Heart of Dragon appears in an aspect ratio of 1.85:1 on this Blu-ray Disc. The movie came with a surprisingly strong image.
Sharpness usually worked fine, as delineation seemed appealing. A little softness crept into some shots, but most of the film brought positive delineation.
No issues with jagged edges or moiré effects appeared, and edge haloes remained absent. Grain seemed natural, and I noticed no intrusive print flaws.
Colors felt reasonably natural, albeit with a moderate shift toward blues. Overall impact seemed positive, as the hues came across as intended.
Blacks appeared deep and dense, while shadows brought nice clarity. This turned into a highly pleasing presentation.
I felt the DTS-HD MA monaural audio of Dragon seemed lackluster at best. Dialogue tended to seem edgy and rough.
Music could sound somewhat shrill much of the time, and the score and songs lacked range.
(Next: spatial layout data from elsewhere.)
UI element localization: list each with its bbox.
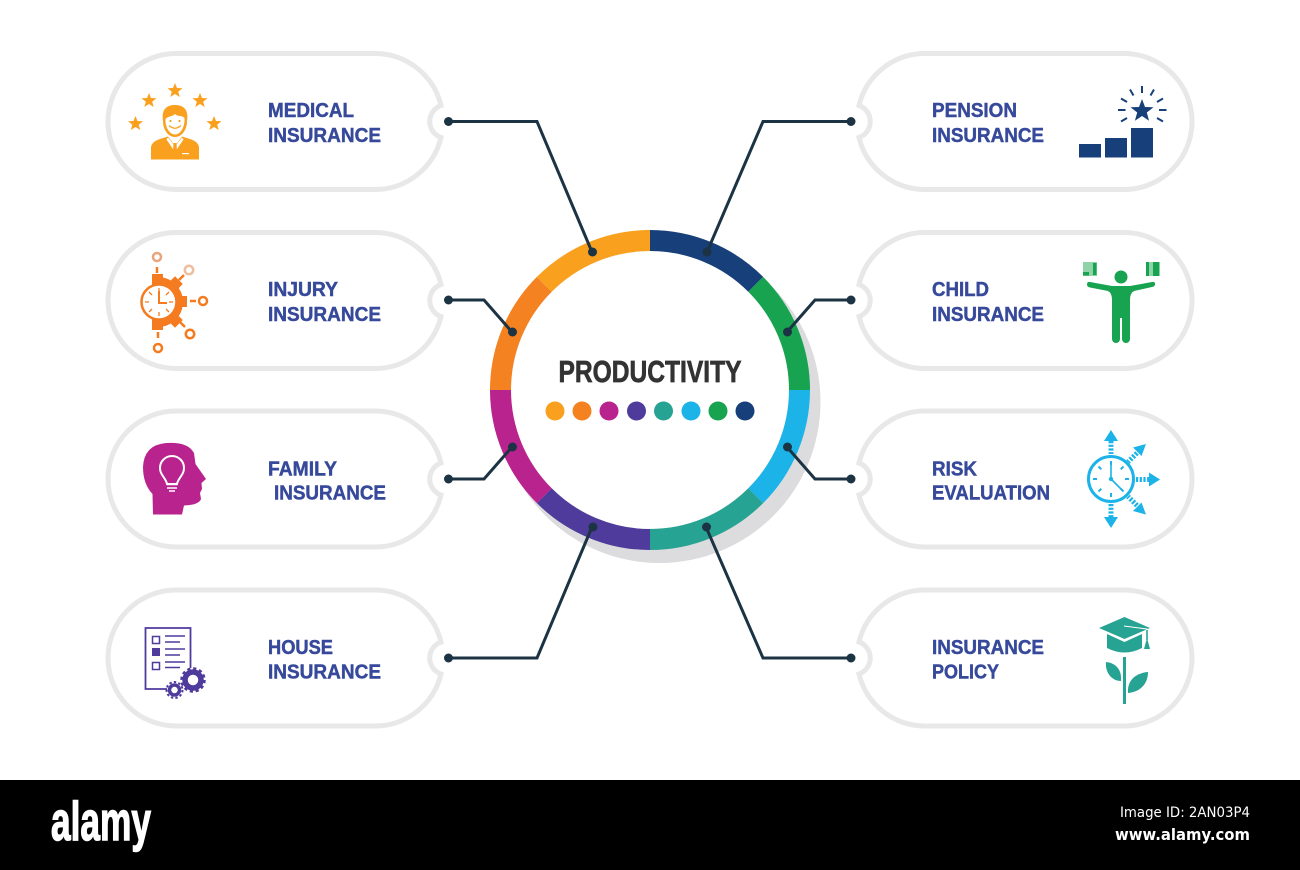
icon: figure holding two boxes bbox=[1083, 262, 1160, 343]
label: pension insurance: INSURANCE bbox=[932, 125, 1044, 147]
panel: insurance policy bbox=[859, 590, 1192, 726]
panel: house insurance bbox=[108, 590, 441, 726]
label: pension insurance: PENSION bbox=[932, 100, 1017, 122]
image id: Image ID: 2AN03P4 bbox=[1120, 805, 1250, 821]
connector: risk evaluation bbox=[783, 442, 856, 484]
icon: rising bars with star bbox=[1079, 86, 1166, 158]
label: house insurance bbox=[268, 637, 381, 684]
label: insurance policy bbox=[932, 637, 1044, 684]
connector: family insurance bbox=[444, 442, 517, 484]
label: injury insurance: INSURANCE bbox=[268, 304, 381, 326]
connector: medical insurance bbox=[444, 117, 597, 256]
label: medical insurance bbox=[268, 100, 381, 147]
label: injury insurance bbox=[268, 279, 381, 326]
connector: pension insurance bbox=[702, 117, 856, 256]
label: pension insurance bbox=[932, 100, 1044, 147]
connector: child insurance bbox=[783, 296, 856, 336]
colour dots bbox=[546, 402, 754, 420]
label: risk evaluation: RISK bbox=[932, 458, 978, 480]
panel: child insurance bbox=[859, 232, 1192, 368]
title: PRODUCTIVITY bbox=[558, 354, 742, 389]
label: injury insurance: INJURY bbox=[268, 279, 339, 301]
footer logo: alamy bbox=[51, 790, 151, 852]
label: insurance policy: INSURANCE bbox=[932, 637, 1044, 659]
icon: clock with arrows bbox=[1088, 430, 1160, 528]
label: family insurance: INSURANCE bbox=[274, 482, 386, 504]
label: house insurance: HOUSE bbox=[268, 637, 333, 659]
label: family insurance bbox=[268, 458, 386, 504]
panel: medical insurance bbox=[108, 54, 441, 190]
panel: family insurance bbox=[108, 411, 441, 547]
label: risk evaluation: EVALUATION bbox=[932, 482, 1050, 504]
connector: house insurance bbox=[444, 522, 598, 662]
panel: injury insurance bbox=[108, 232, 441, 368]
label: house insurance: INSURANCE bbox=[268, 662, 381, 684]
label: family insurance: FAMILY bbox=[268, 458, 338, 480]
connector: insurance policy bbox=[702, 522, 856, 662]
label: child insurance: CHILD bbox=[932, 279, 989, 301]
panel: pension insurance bbox=[859, 54, 1192, 190]
footer bar bbox=[0, 780, 1300, 870]
panel: risk evaluation bbox=[859, 411, 1192, 547]
label: medical insurance: INSURANCE bbox=[268, 125, 381, 147]
website: www.alamy.com bbox=[1115, 825, 1250, 844]
label: child insurance bbox=[932, 279, 1044, 326]
label: insurance policy: POLICY bbox=[932, 662, 1000, 684]
label: child insurance: INSURANCE bbox=[932, 304, 1044, 326]
icon: head with light bulb bbox=[143, 443, 206, 514]
icon: clock gear with nodes bbox=[142, 253, 207, 352]
connector: injury insurance bbox=[444, 296, 517, 336]
ring shadow bbox=[498, 241, 820, 563]
icon: graduation cap plant bbox=[1099, 617, 1150, 704]
icon: person with stars bbox=[128, 83, 222, 160]
icon: checklist with gears bbox=[146, 628, 204, 698]
label: risk evaluation bbox=[932, 458, 1050, 504]
label: medical insurance: MEDICAL bbox=[268, 100, 354, 122]
chart: segmented ring bbox=[500, 240, 800, 540]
The same went for effects.
These usually seemed distorted and lacked much range. I also noticed an odd thumping at times. Though I expect the soundtrack reproduced the source, this still felt like an awfully problematic mix for a movie from the mid-80s.
As we hit extras, we start with an audio commentary that comes only alongside the Extended Cut. Here film historian Frank Djeng and filmmaker FJ DeSanto offer a running, screen-specific look at the differences between the Hong Kong and Japanese versions, cast and crew, genre domains, production notes and their thoughts about the film.
That last topic crops up an awful lot here, as a good chunk of the commentary simply indulges in an appreciation of the movie. Some of this goes a long way, and that means the chat too often just feels like fanboy praise.
We do get a decent number of movie-related insights, mainly from Djeng, and these add value. However, the commentary lacks the depth it needs to be anything memorable.
Under Behind the Scenes, we get two featurettes: “The Making of The First Mission” (48:43) and “The First Mission: Pre-Release Event” (15:23). First Mission offers the title Dragon used in some territories.
“Making” mostly consists of footage from the shoot, but we also get a handful of on-the-set comments from actor/director Sammo Hung, action director Yuen Biao, and actor Jackie Chan.
Don’t expect anything hard-hitting, as the program establishes a light, fluffy tone. However, we get enough material from the production to make “Making” worthwhile.
“Event” opens with Chan’s “message to his fans” – including outtakes of his goofs – and then offers a mix of movie scenes and footage from the shoot. This one also acts as a total promo piece, though shots from the set give it value.
Five segments show up under Archive Interviews. We get segments with actor Jackie Chan (9:27), actor/director Sammo Hung (two clips that total 18:53), stunt man Rocky Lai (10:05) and cinematographer Arthur Wong (15:12). Note that the two Hung clips come from different eras decades apart.
Chan discusses his goals for the movie as well as aspects of the shoot and working with Hung. Hung talks about what brought him to the project and script development, the film’s tone and drama, thoughts about the Hong Kong movie industry, action scenes, the “Final Mission” version, cast and crew, music and general thoughts.
Lai covers how he came to the profession and his experiences during the shoot, while Wong looks at his work on the film. All four men offer useful insights.
Alternate English Credits span two minutes, 32 seconds and offer what they imply: the opening/closing text in English. I guess diehards like this stuff but it leaves me cold.
Five ads appear in the Trailer Gallery, and an Image Gallery consists of 27 stills that mix movie shots and ads. It seems like a forgettable compilation.
Via Heart of Dragon, we get a side of Jackie Chan different from his standard MO. While I respect the ways the film attempts to go down unusual paths, it cannot quite get where it needs to go, so the end result feels a bit half-hearted. The Blu-ray comes with very good picture, rough audio and a mix of bonus materials. Though aspects of Dragon show promise, the end result doesn’t come together especially well.